Your Family and the Neighbors

Somehow – this did not get transferred from Blogger to my website on 27 Sep 2020 so here it is:

This is the second weekend that has been absolutely beautiful in my part of the world and I spent it putting in my fall garden. Yesterday, our new neighbors, who actually aren’t new, inquired as to what we were growing.  They plan on putting a raised bed garden in next weekend along our shared fence line.

So, how is a “new” neighbor not new?  Well, they lived one house north of their present location for two years and moved one house south in May when the former owner decided to move into a condo after his wife died the previous year.  The condo he moved into is next door to his deceased wife’s first husband.  They all remained good friends.  

The house that the “new” neighbors moved from was purchased by someone they knew from the New England state they formally lived in.  This new to me neighbor is their old friend.

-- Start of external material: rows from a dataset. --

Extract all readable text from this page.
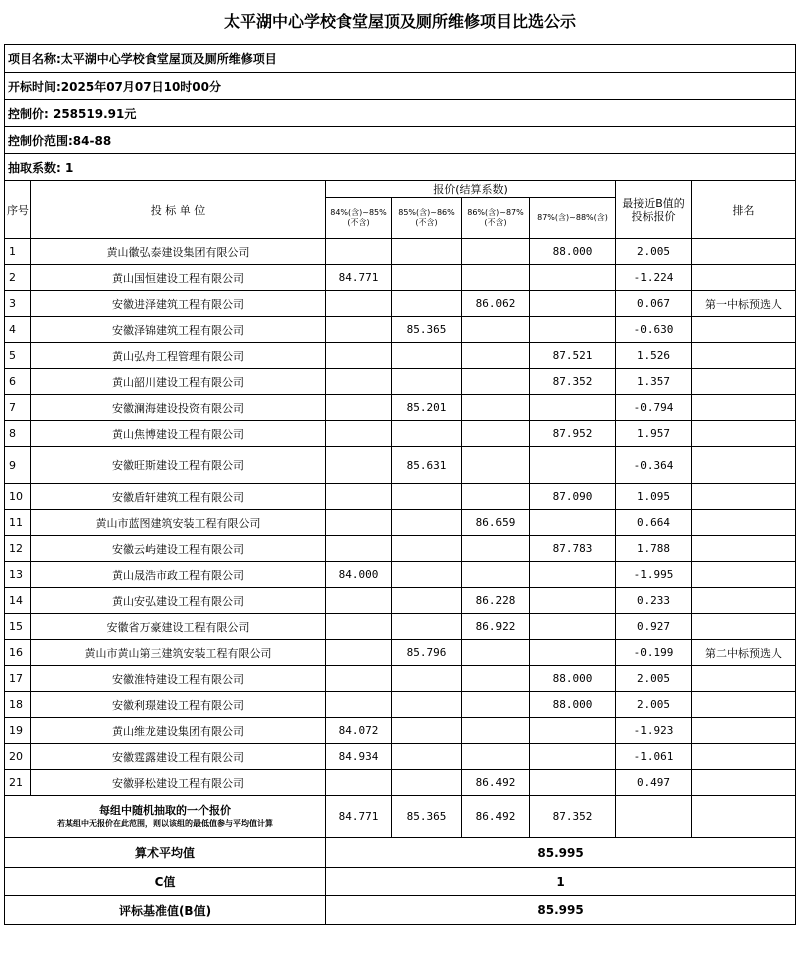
太平湖中心学校食堂屋顶及厕所维修项目比选公示
项目名称:太平湖中心学校食堂屋顶及厕所维修项目							
开标时间:2025年07月07日10时00分							
控制价: 258519.91元							
控制价范围:84-88							
抽取系数: 1							
序号	投 标 单 位	报价(结算系数)				最接近B值的投标报价	排名
		84%(含)~85%(不含)	85%(含)~86%(不含)	86%(含)~87%(不含)	87%(含)~88%(含)		
1	黄山徽弘泰建设集团有限公司				88.000	2.005	
2	黄山国恒建设工程有限公司	84.771				-1.224	
3	安徽进泽建筑工程有限公司			86.062		0.067	第一中标预选人
4	安徽泽锦建筑工程有限公司		85.365			-0.630	
5	黄山弘舟工程管理有限公司				87.521	1.526	
6	黄山韶川建设工程有限公司				87.352	1.357	
7	安徽澜海建设投资有限公司		85.201			-0.794	
8	黄山焦博建设工程有限公司				87.952	1.957	
9	安徽旺斯建设工程有限公司		85.631			-0.364	
10	安徽盾轩建筑工程有限公司				87.090	1.095	
11	黄山市蓝图建筑安装工程有限公司			86.659		0.664	
12	安徽云屿建设工程有限公司				87.783	1.788	
13	黄山晟浩市政工程有限公司	84.000				-1.995	
14	黄山安弘建设工程有限公司			86.228		0.233	
15	安徽省万豪建设工程有限公司			86.922		0.927	
16	黄山市黄山第三建筑安装工程有限公司		85.796			-0.199	第二中标预选人
17	安徽淮特建设工程有限公司				88.000	2.005	
18	安徽利璟建设工程有限公司				88.000	2.005	
19	黄山维龙建设集团有限公司	84.072				-1.923	
20	安徽霆露建设工程有限公司	84.934				-1.061	
21	安徽驿松建设工程有限公司			86.492		0.497	

每组中随机抽取的一个报价
若某组中无报价在此范围，则以该组的最低值参与平均值计算		84.771	85.365	86.492	87.352		
算术平均值		85.995					
C值		1					
评标基准值(B值)		85.995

Same thing happened to the house on the corner of our block – the person who built it decided to buy some property on a lake a few miles north where he could retire.  He sold it to a Midwest family.  They lived their for two years and decided to move to a home not far away with more amenities.  They sold the “old” house to a relative.

One of my adults kids bought a home two years ago that’s only 4 minutes from me (if I miss the light).  The insurance agent we recommended is the brother of someone who I used to eat lunch in high school with and who was a good friend of my husbands.  That high school is 1500 miles from where we all currently reside.

My own family flipped houses, too.  I have a nice brick bbq grill my husband and son built based on a memory of one of the house flips.  My grandparents decided their first home had become too large so they had a smaller house built a few miles away from the original home in Indiana in the early 1960’s.  One of the “extras” they selected was a brick bbq in the backyard.  Looking back on it now I find the choice amusing because they had no experience with outside grilling.  They used the grill only once, a Memorial Day weekend, when I was 5.  I distinctly remember it because the house their original home they sold to my uncle and his family the year before.  Being small, I have no memory of the family’s real estate transaction.  I do have some memories of visiting their prior home for holidays and regular visits.  I distinctly remember playing hide and seek with my cousins in the new house as I climbed into a window seat and fell asleep.  That caused the adults to hysterically run around looking for me.  The window seat became off limits to us after that. But back to the bbq grill…

The reason I remember the grill is because on that particular Memorial Day weekend my grandparents were giving a going away party to my uncle, recently divorced, who was going to move to Florida.  They had bought their old home back from him and this was the last family get together in their “new” home.  He was the only one in the family that knew how to light charcoal.  The problem was there was a downpour shortly after he lit the briquettes and they were quickly extinguished.  We ran into the house and since we were a large family in a small home, the women went to the kitchen to prepare the food on the stove and the rest of us were sent to the basement, which was pretty much empty.  The adults brought down some folding chairs and the kids sat on the bare concrete to eat our hot dogs.  

I share this story because 60 years ago my family, much like my neighbors, played musical households – selling to a family or friend and in our case, returning to the original home.  

Sure, family, friends and neighbors traveled in wagon trains, passenger ships and on barges to emigrate to a new community.  I hadn’t really thought much about that being a common custom continuing today until my back yard chat with those “new” “old” neighbors yesterday.  

In this ever changing world that requires almost daily adaptions, it’s nice to think that we still seek the comfort of our loved ones to rely on in our neighbors for support.